« Le secteur des transports est confronté à des problèmes liés à la pénurie de main-d’œuvre. C’est l’une des questions les plus préoccupantes dans toute l’Europe », a déclaré la présidente de l’AMT lors d’un séminaire sur le transport routier, organisé à Porto par le journal ‘Transportes & Negócios’.
Selon Ana Paula Vitorino, en 2023, l’Europe a laissé « un nombre de postes vacants correspondant à 10 % du nombre total de chauffeurs », ce qui représente par rapport à 2022 « une augmentation de 54 % des postes vacants, avec une tendance à la hausse, selon l’Union Internationale des Transports Routiers (IRU).
Des facteurs tels que les conditions de travail et les changements démographiques, y compris la concentration dans les villes et le vieillissement de la population, contribuent le plus à cette pénurie de main-d’œuvre, que la présidente de l’AMT a souligné comme devant être « de plus en plus qualifiée ».
« De plus — a-t-elle ajouté — la transition vers des modes plus durables, la numérisation et le transport autonome conduisent à un besoin de requalification des professionnels vers de nouvelles compétences, comme l’analyse de données, l’intelligence artificielle et la robotique ».
Dans son intervention au séminaire, Ana Paula Vitorino a également mentionné, en ce qui concerne le transport de marchandises, que « le transport routier est irremplaçable dans la fourniture de biens essentiels et doit être pensé dans le cadre de toute la chaîne logistique ».
« Il doit être pensé de manière holistique, en tenant compte non seulement de l’approvisionnement à longue distance, mais aussi de la logistique urbaine, combinant les infrastructures portuaires, les capacités et vocations spécifiques du transport routier et ferroviaire ainsi que les plateformes logistiques et solutions numériques », a-t-elle soutenu.
La présidente de l’AMT a souligné que l’investissement dans le trafic ferroviaire de marchandises — que la Commission européenne préconise de doubler d’ici 2050 « grâce à une intégration et une articulation croissantes des différents modes dans un système de transport intermodal » — n’implique pas « que le mode routier ne doive pas être soutenu, encouragé et rendu compétitif, car il continue d’être essentiel à la capillarité du système de transport et, en dernière analyse, à la distribution porte à porte ».
« D’ailleurs, compte tenu de la structure du marché national du transport routier de marchandises, basé sur de petites entreprises, les exigences sont encore plus grandes, car elles nécessitent un effort supplémentaire pour devenir compétitives dans le contexte national et européen », a-t-elle insisté.
Quant au transport de passagers, Ana Paula Vitorino a déclaré que l’AMT est « en train de réfléchir, parmi les facteurs critiques pour les contrats de seconde génération, aux obligations de service public ».
« Une gestion proche et exigeante du contrat est essentielle, cherchant à détecter et corriger toute défaillance et ainsi garantir un meilleur service à ses utilisateurs, avec qualité, sécurité, fiabilité et ponctualité », a-t-elle affirmé.
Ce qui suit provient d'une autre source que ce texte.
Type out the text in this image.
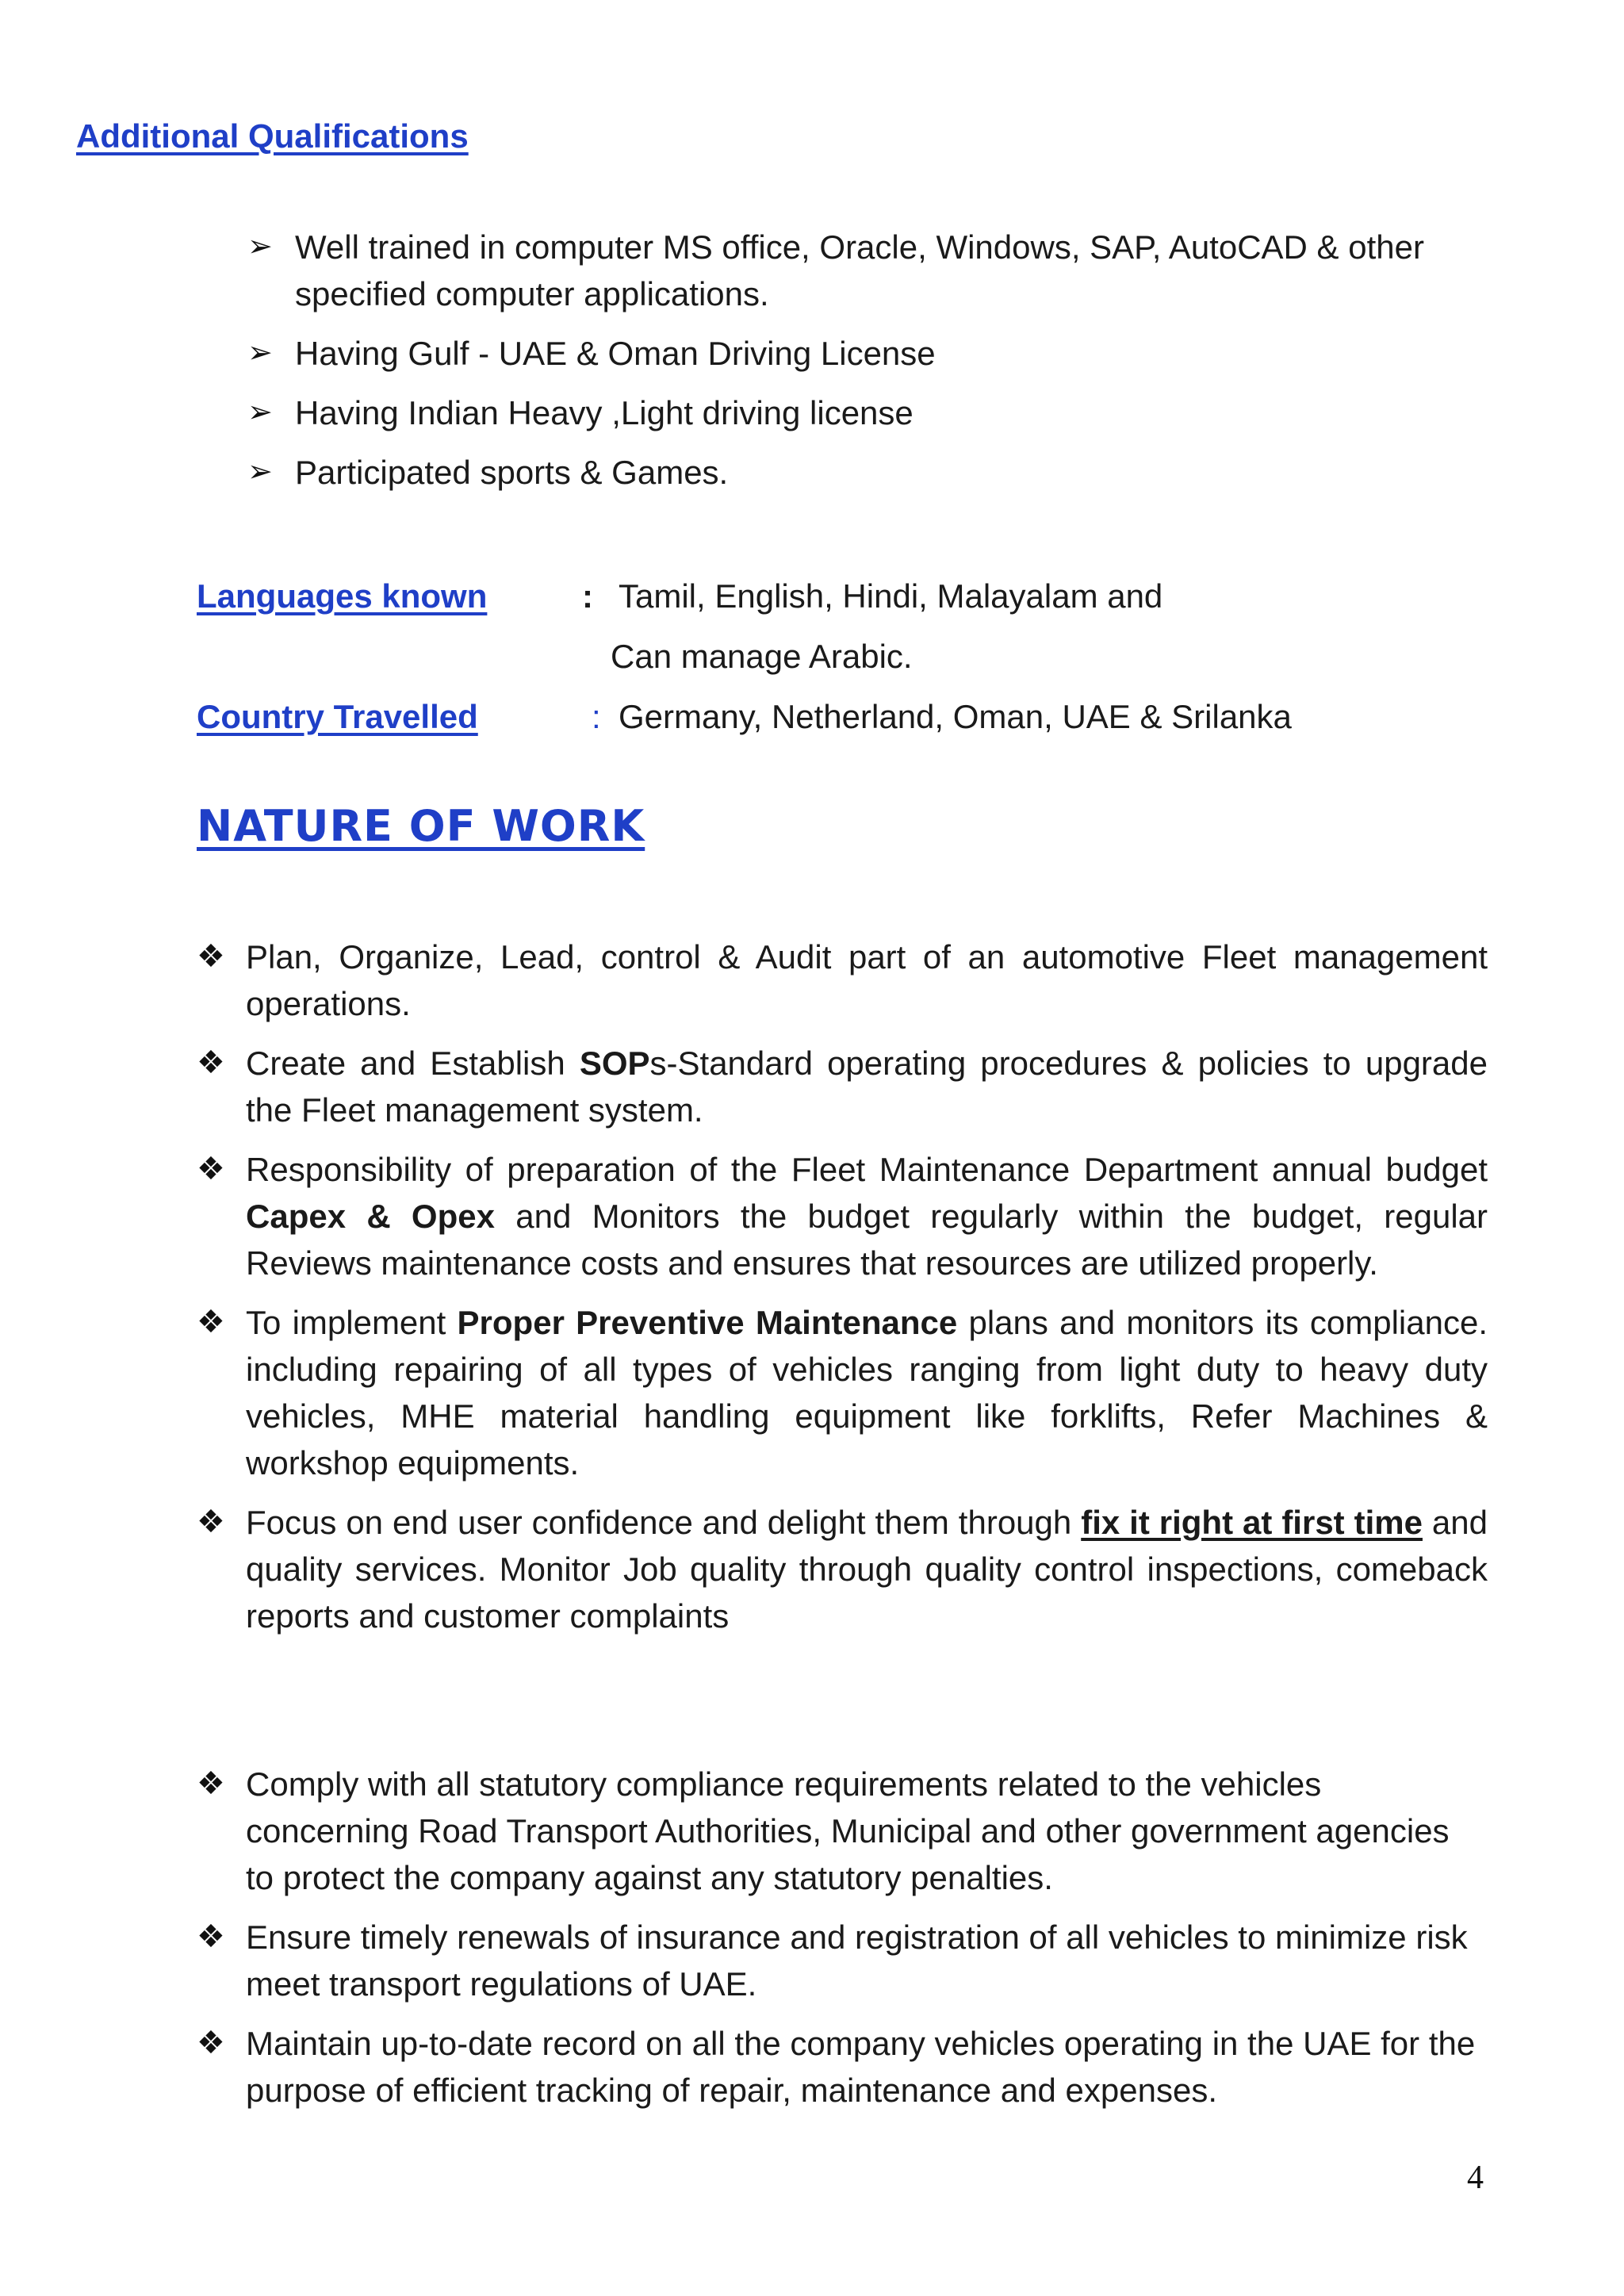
Additional Qualifications
➢ Well trained in computer MS office, Oracle, Windows, SAP, AutoCAD & other specified computer applications.
➢ Having Gulf - UAE & Oman Driving License
➢ Having Indian Heavy ,Light driving license
➢ Participated sports & Games.
Languages known	: Tamil, English, Hindi, Malayalam and
Can manage Arabic.
Country Travelled	: Germany, Netherland, Oman, UAE & Srilanka
NATURE OF WORK
❖ Plan, Organize, Lead, control & Audit part of an automotive Fleet management operations.
❖ Create and Establish SOPs-Standard operating procedures & policies to upgrade the Fleet management system.
❖ Responsibility of preparation of the Fleet Maintenance Department annual budget Capex & Opex and Monitors the budget regularly within the budget, regular Reviews maintenance costs and ensures that resources are utilized properly.
❖ To implement Proper Preventive Maintenance plans and monitors its compliance. including repairing of all types of vehicles ranging from light duty to heavy duty vehicles, MHE material handling equipment like forklifts, Refer Machines & workshop equipments.
❖ Focus on end user confidence and delight them through fix it right at first time and quality services. Monitor Job quality through quality control inspections, comeback reports and customer complaints
❖ Comply with all statutory compliance requirements related to the vehicles concerning Road Transport Authorities, Municipal and other government agencies to protect the company against any statutory penalties.
❖ Ensure timely renewals of insurance and registration of all vehicles to minimize risk meet transport regulations of UAE.
❖ Maintain up-to-date record on all the company vehicles operating in the UAE for the purpose of efficient tracking of repair, maintenance and expenses.
4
Parallèlement, elle a souligné la nécessité d' »un gestion plus flexible des contrats de service public », car « de cette manière, la durabilité des opérateurs peut être mieux assurée et la supervision du régulateur sera également facilitée ».
En même temps, les contrats de service public de nouvelle génération devront être « plus exigeants, plus verts et plus durables », promouvant « l’accessibilité dans les zones à faible densité et moins attractives pour l’investissement », ainsi que « la robustesse des acteurs économiques ».
Pour assurer une plus grande durabilité du système de transport, Ana Paula Vitorino a également souligné l’importance d' »agir sur l’aménagement du territoire, dans les espaces urbains et ruraux », sous peine qu' »aucun système de transport ne soit efficace ».
« Il est aussi nécessaire de réinventer les formes de financement du système, afin de combattre les asymétries territoriales et de réellement soutenir l’innovation technologique grâce aux contributions du monde académique et des entreprises », a-t-elle conclu.
À cet effet, elle a rappelé que l’AMT mène diverses études, dont une « sur le financement du système de transport dans son ensemble, qui sera prête cette année ».